DUBLIN — An investigation into the Catholic Church’s cover-up of child abuse found Wednesday that a rural diocese and its bishop ignored Irish church rules requiring all suspected molestation cases to be reported to police - and the Vatican encouraged this concealment.
The government, which ordered the probe into 1996-2009 cover-ups in the County Cork Diocese of Cloyne, warned that parishes across Ireland could pose a continuing danger to children’s welfare. It said Cloyne claims to be following church child-protection policy while actually ignoring it.
Justice Minister Alan Shatter pledged to enact a law making it an imprisonable crime to withhold knowledge of suspected child abuse as he published the investigation into the Cloyne Diocese in southwestern Ireland.
Mr.
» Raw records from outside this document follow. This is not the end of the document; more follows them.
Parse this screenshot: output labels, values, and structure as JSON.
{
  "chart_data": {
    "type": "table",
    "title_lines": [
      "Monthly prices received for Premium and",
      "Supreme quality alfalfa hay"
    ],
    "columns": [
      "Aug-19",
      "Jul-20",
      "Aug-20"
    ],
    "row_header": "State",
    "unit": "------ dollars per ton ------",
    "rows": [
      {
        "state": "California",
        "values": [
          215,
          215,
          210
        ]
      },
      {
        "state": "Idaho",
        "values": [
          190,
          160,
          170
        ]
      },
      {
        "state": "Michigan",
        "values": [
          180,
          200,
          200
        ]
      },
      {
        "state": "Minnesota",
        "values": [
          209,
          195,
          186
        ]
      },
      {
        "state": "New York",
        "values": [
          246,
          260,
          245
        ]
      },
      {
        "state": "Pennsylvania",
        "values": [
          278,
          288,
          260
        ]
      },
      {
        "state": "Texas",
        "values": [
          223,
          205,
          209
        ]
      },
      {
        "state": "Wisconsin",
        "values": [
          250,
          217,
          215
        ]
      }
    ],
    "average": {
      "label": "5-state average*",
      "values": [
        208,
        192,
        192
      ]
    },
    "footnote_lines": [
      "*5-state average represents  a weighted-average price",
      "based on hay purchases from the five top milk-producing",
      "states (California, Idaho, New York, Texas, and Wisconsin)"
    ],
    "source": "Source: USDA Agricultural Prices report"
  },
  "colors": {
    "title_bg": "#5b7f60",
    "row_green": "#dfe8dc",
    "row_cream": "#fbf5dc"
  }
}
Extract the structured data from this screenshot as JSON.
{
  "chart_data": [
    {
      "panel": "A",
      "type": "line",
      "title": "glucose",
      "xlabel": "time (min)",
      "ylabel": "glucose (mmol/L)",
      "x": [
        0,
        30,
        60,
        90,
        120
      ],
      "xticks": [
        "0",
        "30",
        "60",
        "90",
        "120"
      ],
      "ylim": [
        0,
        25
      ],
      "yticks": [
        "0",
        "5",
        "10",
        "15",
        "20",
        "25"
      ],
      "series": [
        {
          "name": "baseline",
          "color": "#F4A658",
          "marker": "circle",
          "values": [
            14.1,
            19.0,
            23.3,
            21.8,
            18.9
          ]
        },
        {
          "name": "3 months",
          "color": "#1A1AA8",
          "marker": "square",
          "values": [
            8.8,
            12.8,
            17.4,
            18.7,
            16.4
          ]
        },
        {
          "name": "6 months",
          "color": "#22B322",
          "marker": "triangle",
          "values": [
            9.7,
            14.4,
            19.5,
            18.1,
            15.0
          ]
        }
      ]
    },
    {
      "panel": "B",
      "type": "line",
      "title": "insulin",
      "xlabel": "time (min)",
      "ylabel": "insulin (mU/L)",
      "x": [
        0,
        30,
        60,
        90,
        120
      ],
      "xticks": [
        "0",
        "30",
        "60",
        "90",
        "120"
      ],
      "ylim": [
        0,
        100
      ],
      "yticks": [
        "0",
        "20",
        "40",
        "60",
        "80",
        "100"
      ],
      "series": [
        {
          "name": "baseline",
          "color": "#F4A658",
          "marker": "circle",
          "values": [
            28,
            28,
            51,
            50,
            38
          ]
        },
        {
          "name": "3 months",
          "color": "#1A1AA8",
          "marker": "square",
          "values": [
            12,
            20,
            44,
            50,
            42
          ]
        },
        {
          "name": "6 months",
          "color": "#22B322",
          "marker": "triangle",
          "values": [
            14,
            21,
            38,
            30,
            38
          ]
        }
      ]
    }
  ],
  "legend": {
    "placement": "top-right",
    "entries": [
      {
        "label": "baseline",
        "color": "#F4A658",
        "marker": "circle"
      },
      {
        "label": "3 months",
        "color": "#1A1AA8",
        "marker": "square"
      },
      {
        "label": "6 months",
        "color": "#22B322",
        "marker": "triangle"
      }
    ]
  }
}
Shatter said pledges by Irish church leaders to place Irish civil law first and report all abuse cases dating back to 1995 had been “built on sand.”
He said it was an open question whether other dioceses, 23 of which have yet to be investigated, were withholding evidence of crimes and presenting ongoing threats to children.
The 341-page Cloyne report is the fourth state fact-finding probe into how church leaders for decades protected their own reputations - and their own pedophile staff members from the law - at the expense of Irish children.
A string of scandals and revelations since 1994 has decimated the church’s reputation and standing in this once-devoutly Catholic nation.
The report by an independent commission led by Judge Yvonne Murphy found that former Cloyne Bishop John Magee and senior aides failed to tell police anything about most abuse reports and withheld basic information in all but one case.
Bishop Magee, who before becoming Cloyne bishop in 1987 was a private secretary to three popes, resigned last year after a church-appointed commission made similar findings against him.
Wednesday’s document detailed the church’s suppression of information on 19 suspected child-abusing priests, one of whom is facing criminal charges.
Another has been convicted, and most of the others are dead or elderly.
Ireland’s Supreme Court has ruled one too old and frail to stand trial.
The claims of abuse that the investigators pursued all surfaced since 1996 but sometimes were alleged to have occurred a decade or more earlier when the claimants were children.
Mr. Shatter and Children’s Minister Frances Fitzgerald called Bishop Magee’s failures particularly shocking because, unlike other Irish inquiries, the Cloyne cases were the most recent and occurred after Irish church leaders, including himself, officially committed themselves to inflexible, detailed child-protection policies.
The report said Bishop Magee repeatedly claimed to be observing these policies but did virtually the opposite.